A judge’s ruling on Friday blocking Texas from eliminating straight-ticket voting could figure prominently ahead of the 2020 presidential election in November.
In handing down her decision, U.S. District Judge Marina Garcia Marmolejo cited an ongoing reach of the coronavirus as the crux of her ruling. Republican-led state government officials have long sought to ban straight-ticket voting in Texas to ensure more varied ballot casting. Conservative lawmakers in 2017 passed the House Bill 25 legislation barring straight-ticket voting, but an amendment prevented the measure from taking effect until Gov. Greg Abbott signed it into law this year.
The specter of the coronavirus — and attendant concerns over the need for physical distancing in an effort to blunt the spread of illness — loomed large in Marmolejo’s decision to block the law a little over a month before the consequential presidential election on Nov. 3.

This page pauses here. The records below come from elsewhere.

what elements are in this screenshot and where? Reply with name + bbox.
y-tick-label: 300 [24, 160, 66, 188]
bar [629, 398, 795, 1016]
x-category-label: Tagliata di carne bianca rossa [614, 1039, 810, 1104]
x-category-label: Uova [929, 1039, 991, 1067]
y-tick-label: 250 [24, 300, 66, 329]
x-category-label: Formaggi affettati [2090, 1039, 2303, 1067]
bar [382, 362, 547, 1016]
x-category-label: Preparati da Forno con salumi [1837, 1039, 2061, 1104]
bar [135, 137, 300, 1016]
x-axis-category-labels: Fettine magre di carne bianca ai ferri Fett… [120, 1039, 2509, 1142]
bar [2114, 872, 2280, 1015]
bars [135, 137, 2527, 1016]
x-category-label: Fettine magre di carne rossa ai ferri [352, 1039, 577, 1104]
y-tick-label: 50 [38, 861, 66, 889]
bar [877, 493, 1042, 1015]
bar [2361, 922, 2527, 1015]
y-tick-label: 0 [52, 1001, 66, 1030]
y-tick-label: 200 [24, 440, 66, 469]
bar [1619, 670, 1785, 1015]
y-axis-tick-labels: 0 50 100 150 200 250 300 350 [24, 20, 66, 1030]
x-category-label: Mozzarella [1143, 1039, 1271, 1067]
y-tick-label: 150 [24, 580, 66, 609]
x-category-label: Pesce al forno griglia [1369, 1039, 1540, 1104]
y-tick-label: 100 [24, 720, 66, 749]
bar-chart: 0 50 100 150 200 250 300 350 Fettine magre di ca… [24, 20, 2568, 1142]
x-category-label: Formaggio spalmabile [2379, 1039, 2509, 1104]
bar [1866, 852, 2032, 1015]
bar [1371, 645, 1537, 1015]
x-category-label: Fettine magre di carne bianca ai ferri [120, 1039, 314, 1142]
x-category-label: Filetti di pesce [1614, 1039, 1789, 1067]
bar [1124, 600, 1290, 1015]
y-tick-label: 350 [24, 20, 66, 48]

“Forcing Texas voters to stand in longer lines and increasing their exposure to a deadly virus burdens the right to vote,” Judge Marina Garcia Marmolejo wrote in her decision. The judge cited the efficiency of straight-ticket voting — an option that has been in place for voters for a century — that is at a premium given the ongoing risk of respiratory illness as people congregate. Forcing constituents to painstakingly vote for each individual candidate on the ballot potentially “…endangers the safety of voters, poll workers and others not at the polls,” the judge wrote.
Attorney General Ken Paxton expressed disappointment in the ruling one day after the judge’s decision was handed down. In a prepared statement on Saturday, Paxton vowed to appeal the judge’s decision.
“I am disappointed that the court departed from its prior reasoning and imposed straight ticket voting only weeks before a general election,” Paxton wrote in a prepared statement. “My office has filed a motion to stay the district court’s injunction. In addition, my office will file an immediate appeal of the district court’s ruling in order to defend the integrity of Texas’s electoral process and a practice used in 43 other states.”
Unlike Texas, most states do not allow for straight-ticket voting.